International

Notre-Dame: Jeden Tag werden Kirchen von Moslems vandalisiert, vollgekotet und angezündet

Notre-Dame: Jeden Tag werden Kirchen von Moslems vandalisiert, vollgekotet und angezündet
Kathedrale Notre-Dame in Paris am 15. April 2019

War es vorsätzliche Brandstiftung? Haben womöglich Muslime die Kathedrale Notre-Dame in Paris angesteckt? Völlig abwegig ist dieser Gedanke nicht. Eher die logische Schlussfolgerung aus den Vorkommnissen der vergangenen Jahre, insbesondere seit der massenhaften Zuwanderung art- und kulturfremder Migranten.

Seitdem sind es in Europa mehrere Dutzend, in Frankreich mindestens zwei Kirchen, die jeden Tag geschändet werden.
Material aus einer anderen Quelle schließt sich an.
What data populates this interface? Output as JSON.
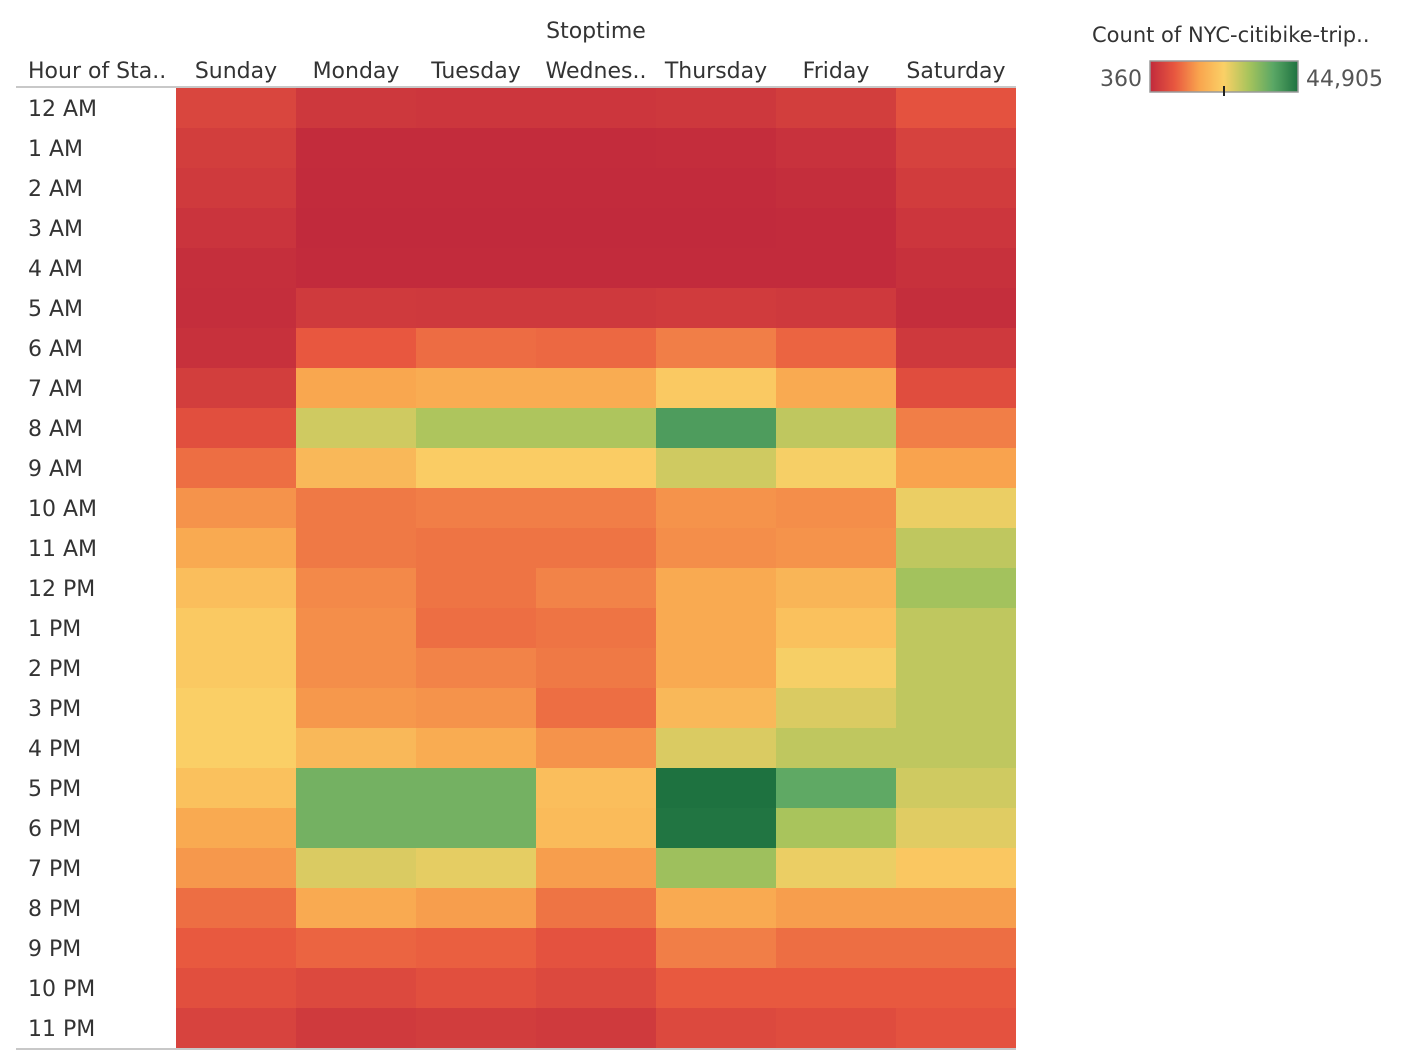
{
  "chart_data": {
    "type": "heatmap",
    "column_group_title": "Stoptime",
    "row_header": "Hour of Sta..",
    "columns": [
      "Sunday",
      "Monday",
      "Tuesday",
      "Wednes..",
      "Thursday",
      "Friday",
      "Saturday"
    ],
    "rows": [
      "12 AM",
      "1 AM",
      "2 AM",
      "3 AM",
      "4 AM",
      "5 AM",
      "6 AM",
      "7 AM",
      "8 AM",
      "9 AM",
      "10 AM",
      "11 AM",
      "12 PM",
      "1 PM",
      "2 PM",
      "3 PM",
      "4 PM",
      "5 PM",
      "6 PM",
      "7 PM",
      "8 PM",
      "9 PM",
      "10 PM",
      "11 PM"
    ],
    "values": [
      [
        5000,
        2600,
        2400,
        2400,
        2600,
        3600,
        7000
      ],
      [
        3600,
        700,
        700,
        700,
        900,
        1600,
        4400
      ],
      [
        3000,
        500,
        500,
        500,
        600,
        1000,
        3400
      ],
      [
        2000,
        400,
        400,
        400,
        400,
        600,
        2400
      ],
      [
        1200,
        500,
        500,
        500,
        500,
        600,
        1500
      ],
      [
        1000,
        3000,
        2800,
        2800,
        3200,
        2800,
        1000
      ],
      [
        1500,
        7800,
        9800,
        9400,
        11500,
        9000,
        2800
      ],
      [
        3600,
        15500,
        16500,
        16500,
        21500,
        16000,
        6200
      ],
      [
        6500,
        26500,
        29500,
        29500,
        39000,
        28000,
        11500
      ],
      [
        10000,
        18500,
        22000,
        22000,
        26500,
        23000,
        15000
      ],
      [
        13500,
        11000,
        11500,
        11500,
        13500,
        13000,
        24000
      ],
      [
        16000,
        11000,
        10500,
        10500,
        13000,
        13500,
        28000
      ],
      [
        19500,
        12500,
        10500,
        12000,
        16000,
        18000,
        30500
      ],
      [
        21500,
        13000,
        10000,
        10500,
        16000,
        20000,
        28000
      ],
      [
        21500,
        13000,
        12000,
        11000,
        16000,
        23000,
        28000
      ],
      [
        22500,
        14000,
        13500,
        10000,
        18500,
        25500,
        28000
      ],
      [
        22500,
        18500,
        16500,
        13500,
        25500,
        28000,
        28000
      ],
      [
        20000,
        35000,
        35000,
        19500,
        44905,
        37000,
        26500
      ],
      [
        16000,
        35000,
        35000,
        19000,
        44500,
        30000,
        25000
      ],
      [
        14000,
        25500,
        24500,
        14500,
        31000,
        24000,
        21000
      ],
      [
        10000,
        16000,
        14500,
        10500,
        16000,
        14500,
        14500
      ],
      [
        8000,
        9000,
        8500,
        7000,
        11500,
        10000,
        10000
      ],
      [
        6500,
        5500,
        6500,
        5500,
        8000,
        8000,
        8000
      ],
      [
        4500,
        3000,
        3500,
        3000,
        5500,
        6000,
        7000
      ]
    ],
    "color_legend": {
      "title": "Count of NYC-citibike-trip..",
      "min": 360,
      "max": 44905,
      "min_label": "360",
      "max_label": "44,905",
      "stops": [
        "#c12a3c",
        "#e8573f",
        "#f9a54e",
        "#fad066",
        "#a8c45c",
        "#5aa765",
        "#1e7240"
      ]
    }
  }
}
Auch in Deutschland sind christliche Kirchen und Einrichtungen seit längerem Angriffsziel. Doch wo bleibt der energische Aufschrei der Kirchenvertreter, wo das wehrhafte, konsequente Schutzbekenntnis des Staates? Stattdessen schreibt und spricht kaum jemand über die zunehmenden Anschläge auf christliche Symbole. Über den Skandal der Schändungen und die Herkunft der Täter herrscht in Frankreich genauso wie in Deutschland beredtes Schweigen.
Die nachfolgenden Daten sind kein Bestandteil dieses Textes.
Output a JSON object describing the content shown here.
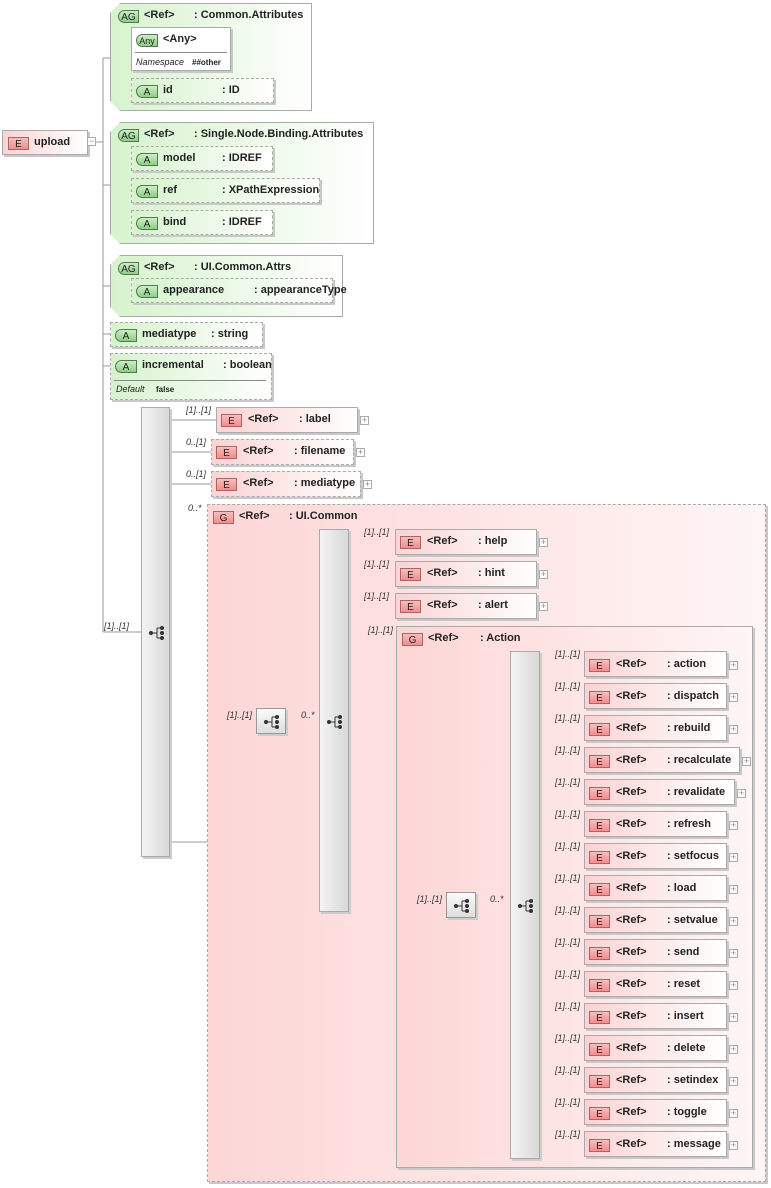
{
  "root": {
    "badge": "E",
    "name": "upload",
    "toggle": "−"
  },
  "common_attributes": {
    "badge": "AG",
    "ref": "<Ref>",
    "name": ": Common.Attributes",
    "any": {
      "badge": "Any",
      "name": "<Any>",
      "namespace_label": "Namespace",
      "namespace_value": "##other"
    },
    "id": {
      "badge": "A",
      "name": "id",
      "type": ": ID"
    }
  },
  "single_node_binding": {
    "badge": "AG",
    "ref": "<Ref>",
    "name": ": Single.Node.Binding.Attributes",
    "attributes": [
      {
        "badge": "A",
        "name": "model",
        "type": ": IDREF"
      },
      {
        "badge": "A",
        "name": "ref",
        "type": ": XPathExpression"
      },
      {
        "badge": "A",
        "name": "bind",
        "type": ": IDREF"
      }
    ]
  },
  "ui_common_attrs": {
    "badge": "AG",
    "ref": "<Ref>",
    "name": ": UI.Common.Attrs",
    "appearance": {
      "badge": "A",
      "name": "appearance",
      "type": ": appearanceType"
    }
  },
  "mediatype_attr": {
    "badge": "A",
    "name": "mediatype",
    "type": ": string"
  },
  "incremental_attr": {
    "badge": "A",
    "name": "incremental",
    "type": ": boolean",
    "default_label": "Default",
    "default_value": "false"
  },
  "sequence": {
    "cardinality": "[1]..[1]"
  },
  "children": [
    {
      "badge": "E",
      "ref": "<Ref>",
      "name": ": label",
      "cardinality": "[1]..[1]"
    },
    {
      "badge": "E",
      "ref": "<Ref>",
      "name": ": filename",
      "cardinality": "0..[1]"
    },
    {
      "badge": "E",
      "ref": "<Ref>",
      "name": ": mediatype",
      "cardinality": "0..[1]"
    }
  ],
  "ui_common": {
    "badge": "G",
    "ref": "<Ref>",
    "name": ": UI.Common",
    "cardinality": "0..*",
    "sequence_cardinality": "[1]..[1]",
    "choice_cardinality": "0..*",
    "items": [
      {
        "badge": "E",
        "ref": "<Ref>",
        "name": ": help",
        "cardinality": "[1]..[1]"
      },
      {
        "badge": "E",
        "ref": "<Ref>",
        "name": ": hint",
        "cardinality": "[1]..[1]"
      },
      {
        "badge": "E",
        "ref": "<Ref>",
        "name": ": alert",
        "cardinality": "[1]..[1]"
      }
    ],
    "action": {
      "badge": "G",
      "ref": "<Ref>",
      "name": ": Action",
      "cardinality": "[1]..[1]",
      "sequence_cardinality": "[1]..[1]",
      "choice_cardinality": "0..*",
      "items": [
        {
          "ref": "<Ref>",
          "name": ": action",
          "cardinality": "[1]..[1]"
        },
        {
          "ref": "<Ref>",
          "name": ": dispatch",
          "cardinality": "[1]..[1]"
        },
        {
          "ref": "<Ref>",
          "name": ": rebuild",
          "cardinality": "[1]..[1]"
        },
        {
          "ref": "<Ref>",
          "name": ": recalculate",
          "cardinality": "[1]..[1]"
        },
        {
          "ref": "<Ref>",
          "name": ": revalidate",
          "cardinality": "[1]..[1]"
        },
        {
          "ref": "<Ref>",
          "name": ": refresh",
          "cardinality": "[1]..[1]"
        },
        {
          "ref": "<Ref>",
          "name": ": setfocus",
          "cardinality": "[1]..[1]"
        },
        {
          "ref": "<Ref>",
          "name": ": load",
          "cardinality": "[1]..[1]"
        },
        {
          "ref": "<Ref>",
          "name": ": setvalue",
          "cardinality": "[1]..[1]"
        },
        {
          "ref": "<Ref>",
          "name": ": send",
          "cardinality": "[1]..[1]"
        },
        {
          "ref": "<Ref>",
          "name": ": reset",
          "cardinality": "[1]..[1]"
        },
        {
          "ref": "<Ref>",
          "name": ": insert",
          "cardinality": "[1]..[1]"
        },
        {
          "ref": "<Ref>",
          "name": ": delete",
          "cardinality": "[1]..[1]"
        },
        {
          "ref": "<Ref>",
          "name": ": setindex",
          "cardinality": "[1]..[1]"
        },
        {
          "ref": "<Ref>",
          "name": ": toggle",
          "cardinality": "[1]..[1]"
        },
        {
          "ref": "<Ref>",
          "name": ": message",
          "cardinality": "[1]..[1]"
        }
      ],
      "item_badge": "E",
      "expand": "+"
    }
  },
  "colors": {
    "element": "#fbd3d3",
    "attribute": "#d6f3cd",
    "badge_element": "#ef8e8e",
    "badge_attribute": "#8ccf86"
  }
}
Dabei liegen die jüngsten Attacken erst wenige Wochen zurück. Die Welt am Sonntag zählt auf: 5. März Schändung der katholischen Kirche in Reichstett, Elsass: Satansymbole, Kirchenfenster eingeschlagen. 7. März Orgel in der Kathedrale Saint-Denis, Paris, beschädigt. 11. März „Vandalismus“ in Saint-Denis, Straßburg. 17. März Feuer in Saint-Sulpice, Paris.

Hostien in den Kot gedrückt

Insgesamt 1063 Attacken auf christliche Kirchen und Symbole wurden 2018 in Frankreich registriert, das sind 185 Schändungen mehr als 2017. Zum Vergleich: Rund 100 Synagogen und Moscheen wurden beschädigt.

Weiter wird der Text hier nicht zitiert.